Residents scramble to collect masks as smoke and ash from the Thomas fire affected the air quality in the Californian city Carpinteria.
One grandmother named Gloria Rivera even rushed to a shopping center after she read about masks distribution in Facebook. She was there to buy for herself, her husband, two grandchildren and even her pet chihuahua named Mamba. She said: “I’m gonna try and put it on him.”’
There were voluntary evacuations in the area where Rivera lives, and the grandmother left home on Wednesday as the precaution but decided to return right the following day to check on her house.
The air quality has been a concern for many residents, even those that are not directly affected by the fires.

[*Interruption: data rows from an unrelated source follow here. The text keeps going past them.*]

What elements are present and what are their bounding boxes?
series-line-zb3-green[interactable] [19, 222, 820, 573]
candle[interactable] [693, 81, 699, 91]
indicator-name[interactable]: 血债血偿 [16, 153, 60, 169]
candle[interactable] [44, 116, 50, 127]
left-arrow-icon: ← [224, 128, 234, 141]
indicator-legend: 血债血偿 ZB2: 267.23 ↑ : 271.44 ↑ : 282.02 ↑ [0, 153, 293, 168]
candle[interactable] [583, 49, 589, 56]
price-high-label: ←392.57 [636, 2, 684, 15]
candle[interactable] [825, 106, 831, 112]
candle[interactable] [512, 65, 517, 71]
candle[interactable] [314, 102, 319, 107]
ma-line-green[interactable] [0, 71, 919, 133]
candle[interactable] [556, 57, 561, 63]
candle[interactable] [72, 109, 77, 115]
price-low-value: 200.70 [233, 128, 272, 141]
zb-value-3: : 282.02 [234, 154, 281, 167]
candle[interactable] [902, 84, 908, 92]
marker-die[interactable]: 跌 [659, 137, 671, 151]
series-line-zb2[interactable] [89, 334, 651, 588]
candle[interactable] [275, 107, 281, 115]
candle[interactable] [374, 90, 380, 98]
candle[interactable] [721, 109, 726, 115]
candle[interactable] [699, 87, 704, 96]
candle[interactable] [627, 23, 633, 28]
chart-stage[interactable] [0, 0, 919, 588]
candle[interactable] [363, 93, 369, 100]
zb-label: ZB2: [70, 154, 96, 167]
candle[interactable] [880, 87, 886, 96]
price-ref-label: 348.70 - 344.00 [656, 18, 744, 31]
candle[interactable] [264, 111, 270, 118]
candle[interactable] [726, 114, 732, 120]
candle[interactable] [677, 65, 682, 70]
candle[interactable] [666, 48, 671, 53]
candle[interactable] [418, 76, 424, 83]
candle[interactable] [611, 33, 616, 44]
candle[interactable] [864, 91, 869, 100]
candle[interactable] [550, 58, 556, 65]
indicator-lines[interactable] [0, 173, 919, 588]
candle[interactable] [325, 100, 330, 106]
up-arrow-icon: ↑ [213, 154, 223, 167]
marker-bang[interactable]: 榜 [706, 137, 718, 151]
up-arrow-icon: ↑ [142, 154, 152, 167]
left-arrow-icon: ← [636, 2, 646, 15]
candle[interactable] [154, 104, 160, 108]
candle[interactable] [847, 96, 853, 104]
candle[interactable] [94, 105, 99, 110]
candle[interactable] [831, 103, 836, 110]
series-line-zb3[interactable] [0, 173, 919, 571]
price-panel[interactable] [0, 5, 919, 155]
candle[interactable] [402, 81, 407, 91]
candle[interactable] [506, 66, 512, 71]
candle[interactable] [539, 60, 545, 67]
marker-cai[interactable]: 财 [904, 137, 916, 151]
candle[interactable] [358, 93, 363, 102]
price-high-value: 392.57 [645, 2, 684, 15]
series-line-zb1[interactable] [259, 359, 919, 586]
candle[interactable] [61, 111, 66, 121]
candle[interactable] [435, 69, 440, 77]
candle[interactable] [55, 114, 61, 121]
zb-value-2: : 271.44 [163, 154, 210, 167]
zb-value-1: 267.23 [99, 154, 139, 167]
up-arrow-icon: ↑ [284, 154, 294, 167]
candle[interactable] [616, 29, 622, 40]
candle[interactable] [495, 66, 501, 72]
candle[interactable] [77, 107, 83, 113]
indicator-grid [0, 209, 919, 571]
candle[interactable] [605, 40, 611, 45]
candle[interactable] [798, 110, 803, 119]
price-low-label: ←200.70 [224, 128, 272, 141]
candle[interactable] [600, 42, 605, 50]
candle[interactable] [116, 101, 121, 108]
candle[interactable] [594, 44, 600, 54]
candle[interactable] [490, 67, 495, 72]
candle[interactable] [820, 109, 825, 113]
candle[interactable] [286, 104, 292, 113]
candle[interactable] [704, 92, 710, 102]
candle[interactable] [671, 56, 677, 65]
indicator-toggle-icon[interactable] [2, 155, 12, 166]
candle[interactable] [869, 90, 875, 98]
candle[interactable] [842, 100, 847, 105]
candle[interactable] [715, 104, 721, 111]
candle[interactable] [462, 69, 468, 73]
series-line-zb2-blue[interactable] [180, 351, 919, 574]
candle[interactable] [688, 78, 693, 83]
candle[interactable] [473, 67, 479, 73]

Volunteers with the Community Response Team distributed green masks to residents. Organizers say they have about 3,000 pieces of masks they plan to hand out, both for adults and children.
So terrible is the air quality that hospitals across Southern California are reporting high numbers of patients showing up in the emergency rooms complaining of breathing problems due to the wildfires that first broke out this week.
Health officials in counties like Ventura, Los Angeles, and Santa Barbara also issued warnings about high pollution levels because of smoke. Medical experts say the microscopic particles that are found in smoke can penetrate deep into people’s lungs that can create dangers especially for those who already have heart or lung problems such as asthma, emphysema or chronic obstructive pulmonary disease (COPD).
Campuses are also affected including UCLA campus where classes were canceled after losing power. The Skirball fire has already burned 475 acres.
Malibu and Santa Monica health officials are also advising people to stay indoors. Inhaling smoke can cause chest pain, shortness of breath, coughing and wheezing.
Officials also warned about particularly terrible air quality in the San Fernando Valley.